Python ModulesRequests TutorialRedirection and History

Redirection and History with Requests

When working with HTTP requests, redirection often occurs, where a server responds with a new location for the requested resource. The requests library simplifies handling such scenarios and provides tools to inspect the history of redirects.


Managing Redirects

By default, the requests library automatically follows redirects. You can control this behavior using the allow_redirects parameter.

Example: Following Redirects

import requests
 
# URL that redirects to another URL
url = "http://example.com/redirect"
response = requests.get(url)
 
# Print the final URL after redirection
print("Final URL:", response.url)

Example: Disabling Redirects

response = requests.get(url, allow_redirects=False)
 
# Check the status code and headers
print("Status Code:", response.status_code)
print("Location Header:", response.headers.get("Location"))

When allow_redirects=False, the response will not follow redirects, and the Location header can be inspected to determine the next URL.


Accessing Request History

The response.history attribute contains a list of Response objects representing each step in the redirection chain.

Example: Inspecting Request History

response = requests.get(url)
 
# Check if there were any redirects
if response.history:
    print("Redirection history:")
    for resp in response.history:
        print(f"{resp.status_code} -> {resp.url}")
 
# Final URL after all redirects
print("Final URL:", response.url)

Practical Considerations

Handling Redirect Loops

Redirect loops occur when a server keeps redirecting between URLs endlessly. The requests library raises a TooManyRedirects exception after a reasonable number of redirects (default: 30).
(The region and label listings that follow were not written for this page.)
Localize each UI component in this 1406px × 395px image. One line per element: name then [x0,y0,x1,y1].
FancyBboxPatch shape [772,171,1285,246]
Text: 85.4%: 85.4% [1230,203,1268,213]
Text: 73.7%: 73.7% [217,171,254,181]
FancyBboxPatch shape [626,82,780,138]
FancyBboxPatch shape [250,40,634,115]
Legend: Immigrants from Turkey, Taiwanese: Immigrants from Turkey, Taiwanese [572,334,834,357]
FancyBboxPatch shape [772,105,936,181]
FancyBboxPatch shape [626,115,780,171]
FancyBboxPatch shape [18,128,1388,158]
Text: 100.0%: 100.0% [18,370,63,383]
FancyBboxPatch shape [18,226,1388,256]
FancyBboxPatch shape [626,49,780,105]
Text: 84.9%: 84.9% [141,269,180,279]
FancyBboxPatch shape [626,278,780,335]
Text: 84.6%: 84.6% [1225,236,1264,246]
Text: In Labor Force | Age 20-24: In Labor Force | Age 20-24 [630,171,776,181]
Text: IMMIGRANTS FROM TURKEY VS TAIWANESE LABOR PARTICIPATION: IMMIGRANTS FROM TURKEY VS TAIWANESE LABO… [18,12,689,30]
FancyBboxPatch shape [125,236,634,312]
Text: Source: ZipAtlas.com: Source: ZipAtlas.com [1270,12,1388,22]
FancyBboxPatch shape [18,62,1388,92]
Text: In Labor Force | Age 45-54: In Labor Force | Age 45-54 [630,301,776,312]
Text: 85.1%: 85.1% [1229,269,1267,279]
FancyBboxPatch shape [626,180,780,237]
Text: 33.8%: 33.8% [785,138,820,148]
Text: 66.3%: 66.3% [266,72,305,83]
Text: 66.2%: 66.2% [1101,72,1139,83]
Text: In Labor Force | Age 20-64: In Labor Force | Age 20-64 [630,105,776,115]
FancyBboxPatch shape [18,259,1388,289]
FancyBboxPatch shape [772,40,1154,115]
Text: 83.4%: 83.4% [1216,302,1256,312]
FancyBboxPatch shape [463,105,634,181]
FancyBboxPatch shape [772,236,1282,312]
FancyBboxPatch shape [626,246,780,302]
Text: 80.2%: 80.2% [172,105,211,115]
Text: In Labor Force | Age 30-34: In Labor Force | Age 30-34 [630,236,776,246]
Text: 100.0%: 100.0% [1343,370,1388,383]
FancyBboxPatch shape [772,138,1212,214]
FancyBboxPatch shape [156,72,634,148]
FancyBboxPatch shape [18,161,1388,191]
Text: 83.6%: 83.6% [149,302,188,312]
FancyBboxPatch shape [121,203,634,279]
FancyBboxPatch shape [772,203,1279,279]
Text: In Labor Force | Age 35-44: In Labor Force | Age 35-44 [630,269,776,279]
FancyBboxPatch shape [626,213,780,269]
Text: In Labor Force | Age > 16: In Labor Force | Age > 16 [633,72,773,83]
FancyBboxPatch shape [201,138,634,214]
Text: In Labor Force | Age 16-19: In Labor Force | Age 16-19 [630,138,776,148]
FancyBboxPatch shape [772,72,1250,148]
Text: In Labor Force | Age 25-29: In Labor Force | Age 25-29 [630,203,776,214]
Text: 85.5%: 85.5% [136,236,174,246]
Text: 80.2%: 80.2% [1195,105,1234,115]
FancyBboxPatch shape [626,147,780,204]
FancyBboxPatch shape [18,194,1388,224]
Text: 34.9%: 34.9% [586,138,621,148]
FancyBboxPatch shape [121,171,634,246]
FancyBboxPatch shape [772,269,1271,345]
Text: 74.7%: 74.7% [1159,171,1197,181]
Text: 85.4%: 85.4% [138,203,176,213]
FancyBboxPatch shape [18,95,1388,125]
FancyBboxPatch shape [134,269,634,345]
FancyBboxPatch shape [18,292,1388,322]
Example: Handling Redirect Loops

from requests.exceptions import TooManyRedirects
 
try:
    response = requests.get(url)
except TooManyRedirects as e:
    print("Redirect loop detected:", e)

Debugging Redirection Issues

Use logging to inspect redirect behavior and debug issues.

import logging
import requests
 
# Enable logging
logging.basicConfig(level=logging.DEBUG)
response = requests.get(url)

By understanding how to manage redirects and access request history, you can build more robust applications using the requests library.